This fantastic house in the Hyogo Prefecture is topped off with three greenhouse structures that draw natural light into the home. Designed by Yo Shimada of Tato Architects, the House in Yamasaki is a light-filled, modern and simple space. Slightly sunken into the earth, the home was also designed to be energy efficient and to reference the neighborhood's past as an agricultural area.
The House in Yamasaki is a 119 sm (1,280 sq ft) home in Japan located in a new residential area built on what used to be fields. The area is known for its often cloudy days, and Yo Shimada of Tato Architects wanted the house to be infused with light and reflect the origins of the area. The home was built for a young couple and their two children with the main living spaces on the lower floor. This bottom level is slightly sunken into the earth in order to find a solid foundation, and to help improve the energy efficiency of the home. The rooftop deck provides additional space to play, while providing views of the surrounding mountains.
Above the lower level is a rooftop deck and three greenhouse structures. Openings in the floors of these structures connect the living space below and flood it with natural light. The greenhouse structures serve multiple purposes and are integral to the home’s energy-efficiency program. Besides reducing the need for artificial lighting, the structures also encourage natural ventilation through the stack effect and the help of operable vents and fans that are sometimes needed during the summer. On really hot and cold days, a covering can be pulled across the openings to shade from the sun or blanket in the heat.

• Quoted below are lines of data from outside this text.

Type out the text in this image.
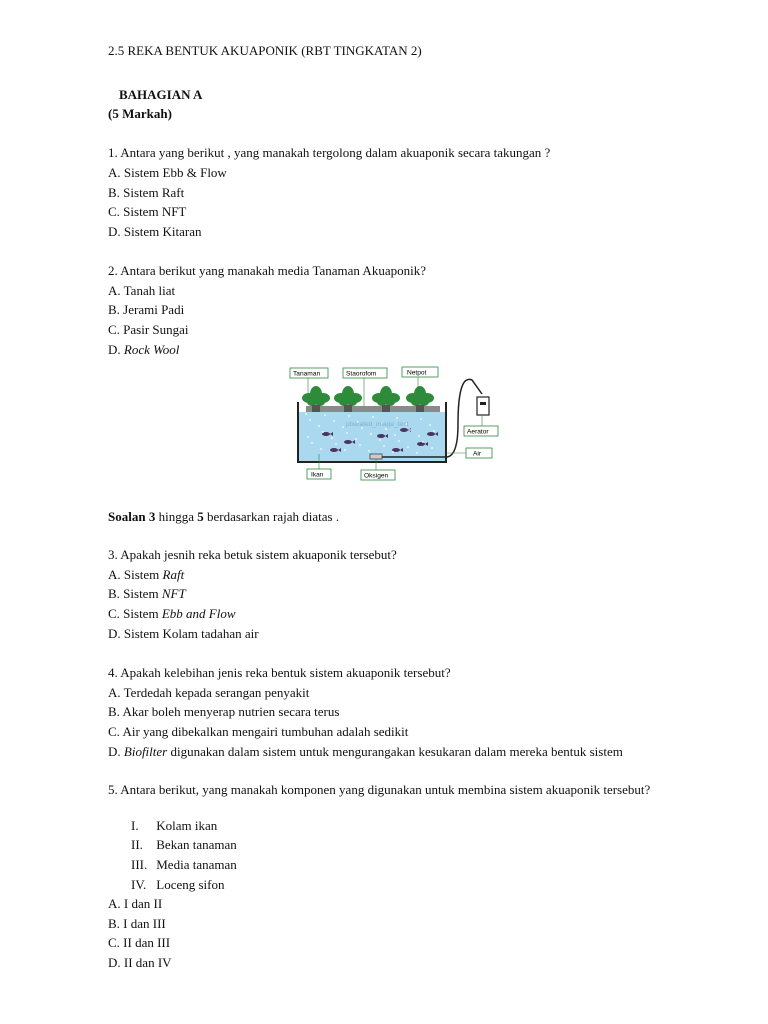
2.5 REKA BENTUK AKUAPONIK (RBT TINGKATAN 2)
BAHAGIAN A
(5 Markah)
1. Antara yang berikut , yang manakah tergolong dalam akuaponik secara takungan ?
A. Sistem Ebb & Flow
B. Sistem Raft
C. Sistem NFT
D. Sistem Kitaran
2. Antara berikut yang manakah media Tanaman Akuaponik?
A. Tanah liat
B. Jerami Padi
C. Pasir Sungai
D. Rock Wool
pixelated_image_text
Tanaman	Staorofom	Netpot
Aerator
Air
Ikan	Oksigen
Soalan 3 hingga 5 berdasarkan rajah diatas .
3. Apakah jesnih reka betuk sistem akuaponik tersebut?
A. Sistem Raft
B. Sistem NFT
C. Sistem Ebb and Flow
D. Sistem Kolam tadahan air
4. Apakah kelebihan jenis reka bentuk sistem akuaponik tersebut?
A. Terdedah kepada serangan penyakit
B. Akar boleh menyerap nutrien secara terus
C. Air yang dibekalkan mengairi tumbuhan adalah sedikit
D. Biofilter digunakan dalam sistem untuk mengurangakan kesukaran dalam mereka bentuk sistem
5. Antara berikut, yang manakah komponen yang digunakan untuk membina sistem akuaponik tersebut?
I. Kolam ikan
II. Bekan tanaman
III. Media tanaman
IV. Loceng sifon
A. I dan II
B. I dan III
C. II dan III
D. II dan IV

The home relies on an energy-efficient geothermal and floor heating system, which is aided by the house being slightly sunk into the earth. The greenhouse structures are also efficiently designed to insulate against the cold and heat while still allowing in daylight. A sandwich of materials, including corrugated polycarbonate panels, moisture and water absorbing and heat-retaining sheets of greenhouse material, and thermal insulation material of recycled PET bottles, make up the greenhouse structures.